たとえば、後輩が仕事に苦戦してると「なんでできないんだよ…」ってイラッとしちゃうこともあるんですよね…
勝間さん
私もそうでした。
勝間さんが上司でイラっとされたら怖いだろうな…(優秀だから)
勝間さん
私、仕事が速いんですよ。だから、仕事が遅い部下のことが理解できなかったんです。
「この人、私が30分でできる仕事が3時間たっても終わらない…なんで?」って。
天野
やっぱり怒ってたんですか?
勝間さん
管理職になった30代前半ぐらいまでは怒ってましたけど、3~4年目になって「これは人によって相当バラつきがあるものなんだ…!」と理解できた。
集中の持続力がある人にはそういう(仕事が遅い)タイプが多いんです。
天野
そういう、“人の特性”を理解するにはどうしたらいいですかね?
勝間さん
チーム組んだときに、自分の得意なこと、不得意なことを説明しあうといいですね。
実際、大阪にあるパプアニューギニア海産という会社では、社員に「好きな仕事、嫌いな仕事」をきいていて、仕事を選んでいいそうなんです。そんなふうに、得意なことを組み合わせてチームビルディングしていきたいですね。
好きな日に働くエビ工場・パプアニューギニア海産とは|武藤北斗・パプアニューギニア海産|note
[ はじめに ] 1年前に書いた働き方のまとめを短く読みやすく改訂しました。 その前にこの1年ほどを振り返って一言。 なんだか
「嫌いな作業はやってはいけない」「好きな日に出勤、欠勤(していい)」というすごい哲学の会社。

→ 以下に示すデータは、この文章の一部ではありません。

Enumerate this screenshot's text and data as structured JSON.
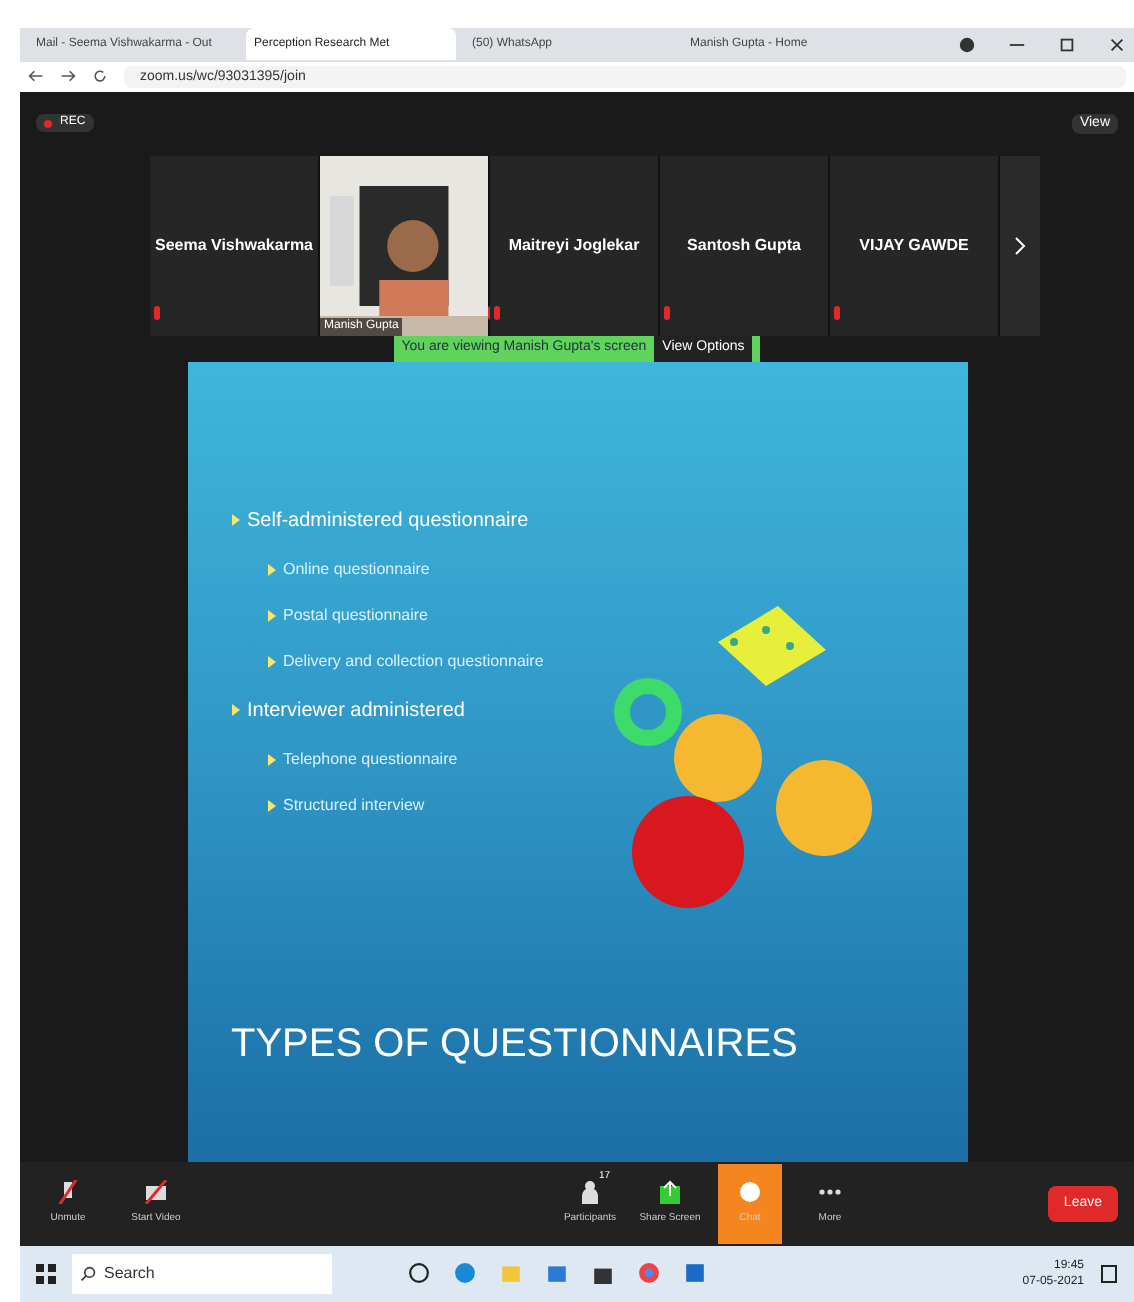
{
  "browser": {
    "tabs": [
      {
        "title": "Mail - Seema Vishwakarma - Out",
        "selected": false
      },
      {
        "title": "Perception Research Met",
        "selected": true
      },
      {
        "title": "(50) WhatsApp",
        "selected": false
      },
      {
        "title": "Manish Gupta - Home",
        "selected": false
      }
    ],
    "url": "zoom.us/wc/93031395/join"
  },
  "meeting": {
    "recording": "REC",
    "view": "View",
    "participants": [
      {
        "name": "Seema Vishwakarma",
        "kind": "name",
        "muted": true
      },
      {
        "name": "Manish Gupta",
        "kind": "video",
        "muted": true
      },
      {
        "name": "Maitreyi Joglekar",
        "kind": "name",
        "muted": true
      },
      {
        "name": "Santosh Gupta",
        "kind": "name",
        "muted": true
      },
      {
        "name": "VIJAY GAWDE",
        "kind": "name",
        "muted": true
      }
    ],
    "banner": "You are viewing Manish Gupta's screen",
    "view_options": "View Options"
  },
  "slide": {
    "bullets": [
      {
        "text": "Self-administered questionnaire",
        "children": [
          {
            "text": "Online questionnaire"
          },
          {
            "text": "Postal questionnaire"
          },
          {
            "text": "Delivery and collection questionnaire"
          }
        ]
      },
      {
        "text": "Interviewer administered",
        "children": [
          {
            "text": "Telephone questionnaire"
          },
          {
            "text": "Structured interview"
          }
        ]
      }
    ],
    "title": "TYPES OF QUESTIONNAIRES"
  },
  "toolbar": {
    "left": [
      {
        "label": "Unmute",
        "kind": "mic"
      },
      {
        "label": "Start Video",
        "kind": "video"
      }
    ],
    "center": [
      {
        "label": "Participants",
        "kind": "participants",
        "count": "17",
        "selected": false
      },
      {
        "label": "Share Screen",
        "kind": "share",
        "selected": false
      },
      {
        "label": "Chat",
        "kind": "chat",
        "selected": true
      },
      {
        "label": "More",
        "kind": "more",
        "selected": false
      }
    ],
    "leave": "Leave"
  },
  "taskbar": {
    "search": "Search",
    "time": "19:45",
    "date": "07-05-2021"
  }
}
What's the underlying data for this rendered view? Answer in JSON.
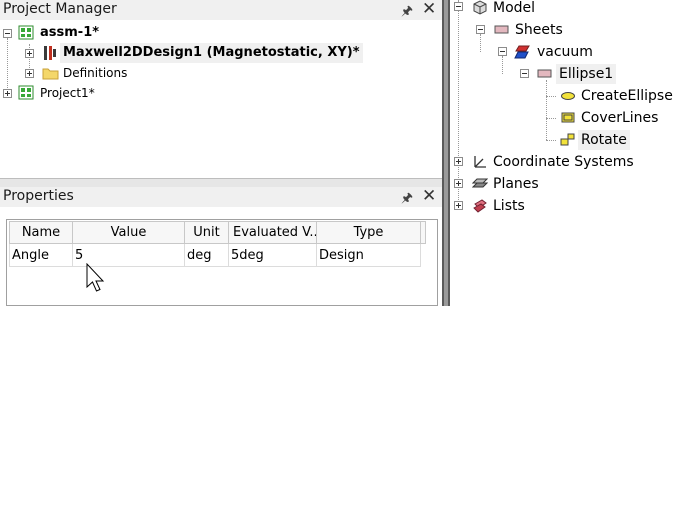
{
  "project_manager": {
    "title": "Project Manager",
    "items": [
      {
        "label": "assm-1*"
      },
      {
        "label": "Maxwell2DDesign1 (Magnetostatic, XY)*"
      },
      {
        "label": "Definitions"
      },
      {
        "label": "Project1*"
      }
    ]
  },
  "properties": {
    "title": "Properties",
    "columns": [
      "Name",
      "Value",
      "Unit",
      "Evaluated V...",
      "Type"
    ],
    "rows": [
      {
        "name": "Angle",
        "value": "5",
        "unit": "deg",
        "evaluated": "5deg",
        "type": "Design"
      }
    ]
  },
  "model_tree": {
    "items": [
      {
        "label": "Model"
      },
      {
        "label": "Sheets"
      },
      {
        "label": "vacuum"
      },
      {
        "label": "Ellipse1"
      },
      {
        "label": "CreateEllipse"
      },
      {
        "label": "CoverLines"
      },
      {
        "label": "Rotate"
      },
      {
        "label": "Coordinate Systems"
      },
      {
        "label": "Planes"
      },
      {
        "label": "Lists"
      }
    ]
  },
  "icons": {
    "pin": "pin-icon",
    "close": "close-icon",
    "cursor": "mouse-cursor-icon"
  }
}
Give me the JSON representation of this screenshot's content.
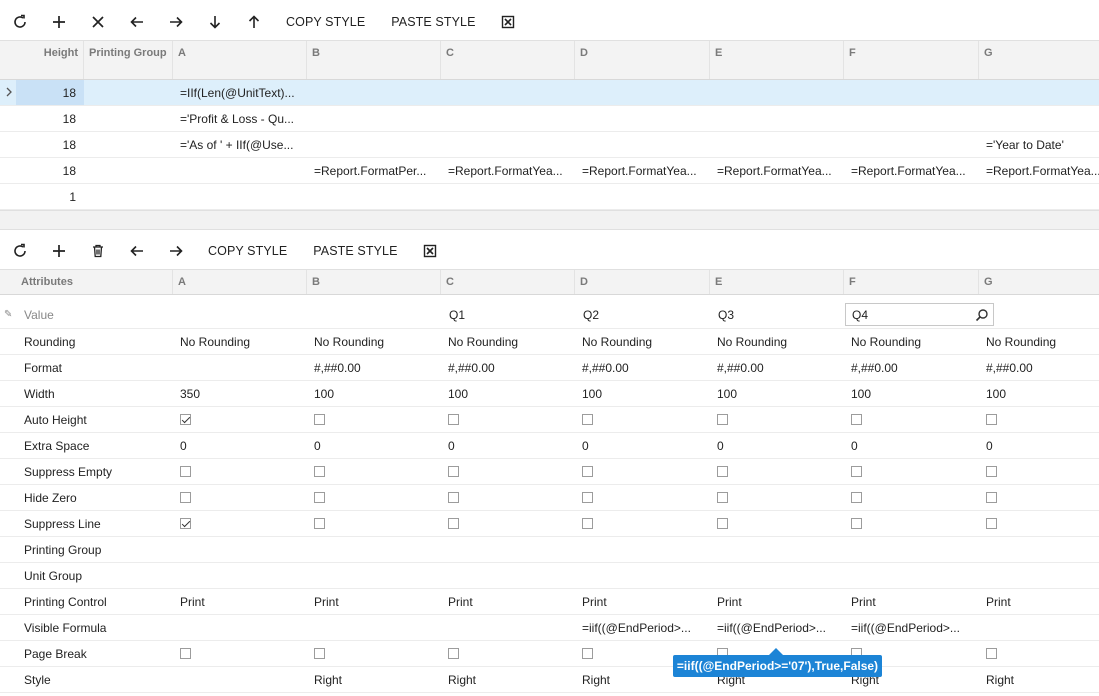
{
  "top_toolbar": {
    "copy_style": "COPY STYLE",
    "paste_style": "PASTE STYLE"
  },
  "top_grid": {
    "headers": [
      "Height",
      "Printing Group",
      "A",
      "B",
      "C",
      "D",
      "E",
      "F",
      "G"
    ],
    "rows": [
      {
        "height": "18",
        "printing_group": "",
        "A": "=IIf(Len(@UnitText)...",
        "B": "",
        "C": "",
        "D": "",
        "E": "",
        "F": "",
        "G": ""
      },
      {
        "height": "18",
        "printing_group": "",
        "A": "='Profit & Loss - Qu...",
        "B": "",
        "C": "",
        "D": "",
        "E": "",
        "F": "",
        "G": ""
      },
      {
        "height": "18",
        "printing_group": "",
        "A": "='As of ' + IIf(@Use...",
        "B": "",
        "C": "",
        "D": "",
        "E": "",
        "F": "",
        "G": "='Year to Date'"
      },
      {
        "height": "18",
        "printing_group": "",
        "A": "",
        "B": "=Report.FormatPer...",
        "C": "=Report.FormatYea...",
        "D": "=Report.FormatYea...",
        "E": "=Report.FormatYea...",
        "F": "=Report.FormatYea...",
        "G": "=Report.FormatYea..."
      },
      {
        "height": "1",
        "printing_group": "",
        "A": "",
        "B": "",
        "C": "",
        "D": "",
        "E": "",
        "F": "",
        "G": ""
      }
    ]
  },
  "bottom_toolbar": {
    "copy_style": "COPY STYLE",
    "paste_style": "PASTE STYLE"
  },
  "bottom_grid": {
    "headers": [
      "Attributes",
      "A",
      "B",
      "C",
      "D",
      "E",
      "F",
      "G"
    ],
    "value_row": {
      "label": "Value",
      "A": "",
      "B": "",
      "C": "Q1",
      "D": "Q2",
      "E": "Q3",
      "F": "Q4",
      "G": ""
    },
    "rows": [
      {
        "label": "Rounding",
        "type": "text",
        "values": [
          "No Rounding",
          "No Rounding",
          "No Rounding",
          "No Rounding",
          "No Rounding",
          "No Rounding",
          "No Rounding"
        ]
      },
      {
        "label": "Format",
        "type": "text",
        "values": [
          "",
          "#,##0.00",
          "#,##0.00",
          "#,##0.00",
          "#,##0.00",
          "#,##0.00",
          "#,##0.00"
        ]
      },
      {
        "label": "Width",
        "type": "text",
        "values": [
          "350",
          "100",
          "100",
          "100",
          "100",
          "100",
          "100"
        ]
      },
      {
        "label": "Auto Height",
        "type": "check",
        "values": [
          true,
          false,
          false,
          false,
          false,
          false,
          false
        ]
      },
      {
        "label": "Extra Space",
        "type": "text",
        "values": [
          "0",
          "0",
          "0",
          "0",
          "0",
          "0",
          "0"
        ]
      },
      {
        "label": "Suppress Empty",
        "type": "check",
        "values": [
          false,
          false,
          false,
          false,
          false,
          false,
          false
        ]
      },
      {
        "label": "Hide Zero",
        "type": "check",
        "values": [
          false,
          false,
          false,
          false,
          false,
          false,
          false
        ]
      },
      {
        "label": "Suppress Line",
        "type": "check",
        "values": [
          true,
          false,
          false,
          false,
          false,
          false,
          false
        ]
      },
      {
        "label": "Printing Group",
        "type": "text",
        "values": [
          "",
          "",
          "",
          "",
          "",
          "",
          ""
        ]
      },
      {
        "label": "Unit Group",
        "type": "text",
        "values": [
          "",
          "",
          "",
          "",
          "",
          "",
          ""
        ]
      },
      {
        "label": "Printing Control",
        "type": "text",
        "values": [
          "Print",
          "Print",
          "Print",
          "Print",
          "Print",
          "Print",
          "Print"
        ]
      },
      {
        "label": "Visible Formula",
        "type": "text",
        "values": [
          "",
          "",
          "",
          "=iif((@EndPeriod>...",
          "=iif((@EndPeriod>...",
          "=iif((@EndPeriod>...",
          ""
        ]
      },
      {
        "label": "Page Break",
        "type": "check",
        "values": [
          false,
          false,
          false,
          false,
          false,
          false,
          false
        ]
      },
      {
        "label": "Style",
        "type": "text",
        "values": [
          "",
          "Right",
          "Right",
          "Right",
          "Right",
          "Right",
          "Right"
        ]
      }
    ]
  },
  "tooltip": {
    "text": "=iif((@EndPeriod>='07'),True,False)"
  }
}
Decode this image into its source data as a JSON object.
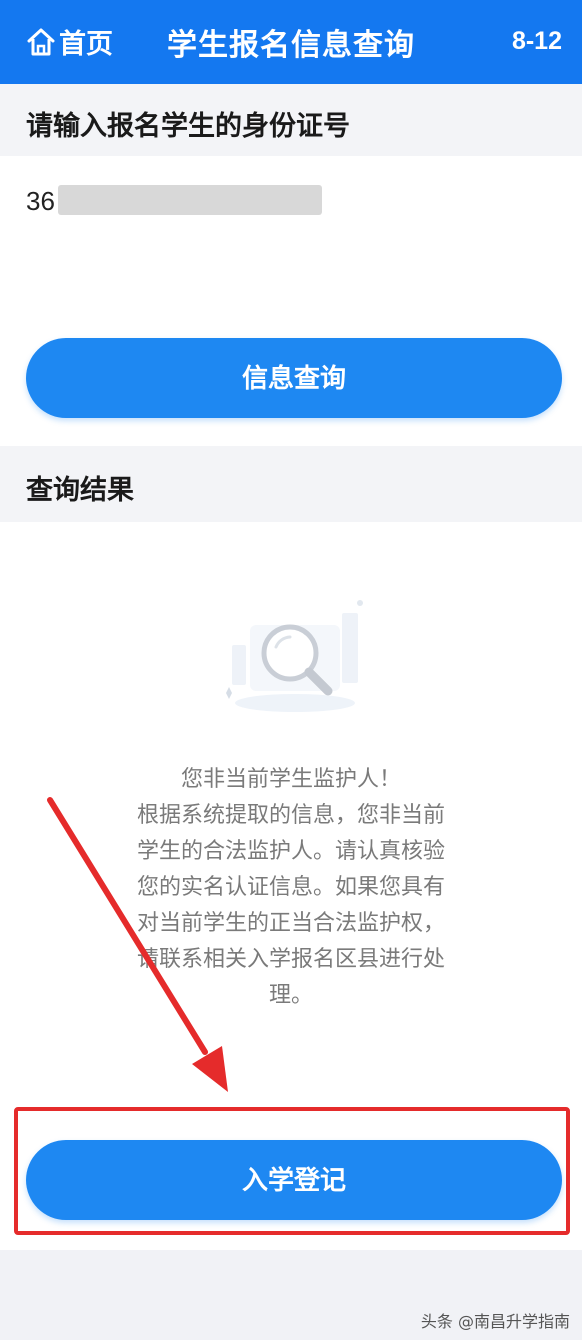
{
  "header": {
    "home_label": "首页",
    "title": "学生报名信息查询",
    "meta": "8-12"
  },
  "id_section": {
    "label": "请输入报名学生的身份证号",
    "id_value_prefix": "36"
  },
  "query_button": {
    "label": "信息查询"
  },
  "result_section": {
    "label": "查询结果",
    "message_lines": [
      "您非当前学生监护人！",
      "根据系统提取的信息，您非当前",
      "学生的合法监护人。请认真核验",
      "您的实名认证信息。如果您具有",
      "对当前学生的正当合法监护权，",
      "请联系相关入学报名区县进行处",
      "理。"
    ]
  },
  "register_button": {
    "label": "入学登记"
  },
  "watermark": {
    "text": "头条 @南昌升学指南"
  },
  "colors": {
    "header_bg": "#1478f0",
    "button_bg": "#1e88f2",
    "annotation_red": "#e52b2b"
  },
  "icons": [
    "home-icon",
    "magnifier-icon"
  ]
}
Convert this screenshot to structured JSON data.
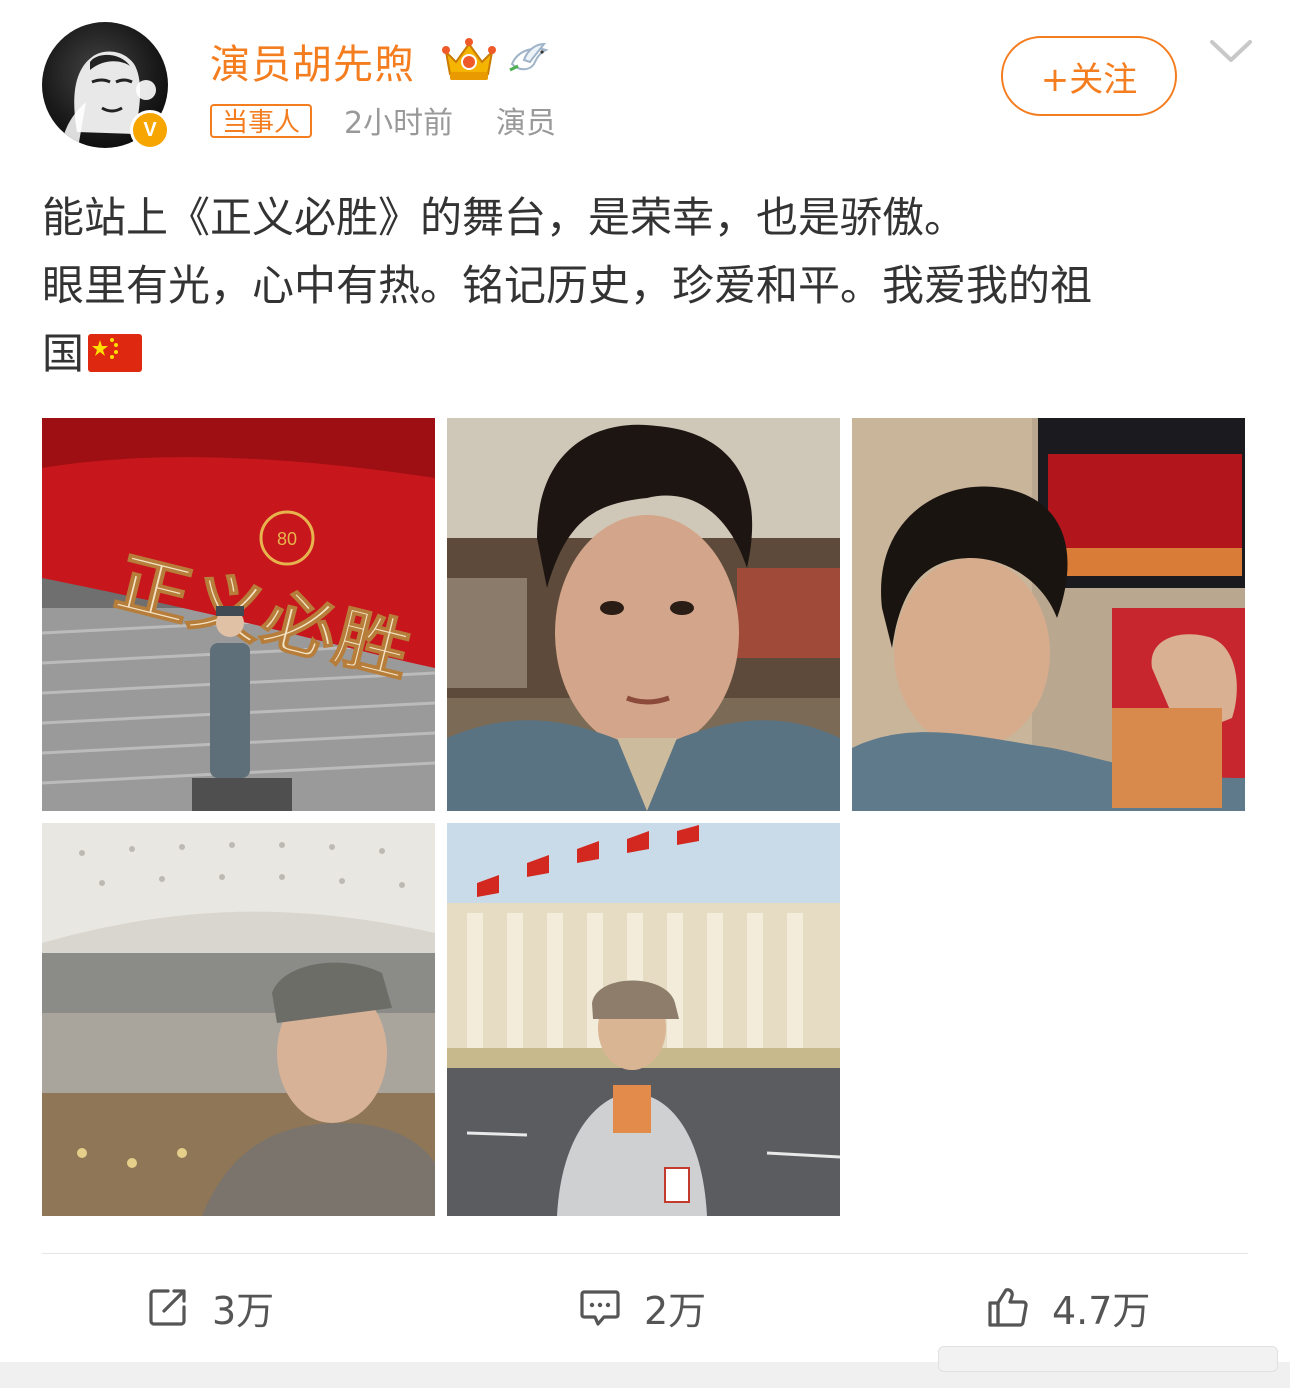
{
  "user": {
    "name": "演员胡先煦",
    "tag": "当事人",
    "time": "2小时前",
    "source": "演员",
    "verified_badge": "V"
  },
  "follow_button": {
    "label": "+关注"
  },
  "post": {
    "line1": "能站上《正义必胜》的舞台，是荣幸，也是骄傲。",
    "line2": "眼里有光，心中有热。铭记历史，珍爱和平。我爱我的祖",
    "line3": "国",
    "flag_icon": "china-flag-emoji"
  },
  "photos": {
    "stage_banner_text": "正义必胜",
    "stage_emblem_text": "80"
  },
  "actions": {
    "repost_count": "3万",
    "comment_count": "2万",
    "like_count": "4.7万"
  },
  "colors": {
    "accent": "#f47d1f",
    "meta_gray": "#999999",
    "badge_gold": "#f7a500"
  },
  "icons": [
    "crown-badge-icon",
    "dove-badge-icon",
    "chevron-down-icon",
    "repost-icon",
    "comment-icon",
    "like-icon"
  ]
}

こちらのnoteで詳細が解説されています
勝間さん
私は、誰かのマネジメントをするときには、部下の「いいところ探し」をしてあげるように心がけてました。
天野
“部下のここを伸ばして、成長させてあげよう”みたいなのは…
勝間さん
余計なお世話なんですよ。
自分の得意なことが不得意な人を見ると、優越感を感じて、「教えてあげる」とか言いたくなるんです。
天野
ウウッ!!!(やってる気がする)
勝間さん
お互いに疲れません? いつまでもできないことを教えたり教えられたりするの。
天野
全国のビジネスパーソンが共感すると思います…
勝間さん
私、「ストレングス・ファインダー」の講習会に行ったことがあるんです。
そこで言われたのが「弱みにフォーカスすると、人生の時間がムダになる」ということ。そうではなく、自分の強みにフォーカスする働き方をすべきなんです。
※「
ストレングス・ファインダー
」=『さあ、才能に目覚めよう』という自己啓発書でも有名な、オンライン自己診断ツール
天野
強みにフォーカスか…
勝間さん
学校では、小さいころから「弱みにフォーカス」するような教育をされるじゃないですか。通信簿に「あなたの欠点はここです」と書かれたり。
でも、どんな人でもデコボコがあって当たり前。
“デコボコを好む会社”も世の中にはたくさんありますから、今の職場で「合ってない」と感じることがあったら、外に目を向けてもいいかもしれませんよ。
R25世代に向けて「みんな言わないだけで、欠点がある人ってたくさんいるんです。苦手なことを隠さずに『できない』って言ってみたらいい。みんな優しいですよ」と語ってくれた勝間さん。
勝手にめちゃくちゃバリキャリの人だと思ってましたが、自らの内面に向き合い、真摯に「強みにフォーカス」することを続けてきたからこその圧倒的なキャリアなのだなと思わされました。
そして、後輩に「弱い部分を成長させてあげよう」なんて大きなお世話を焼くことは金輪際やめようと思います…。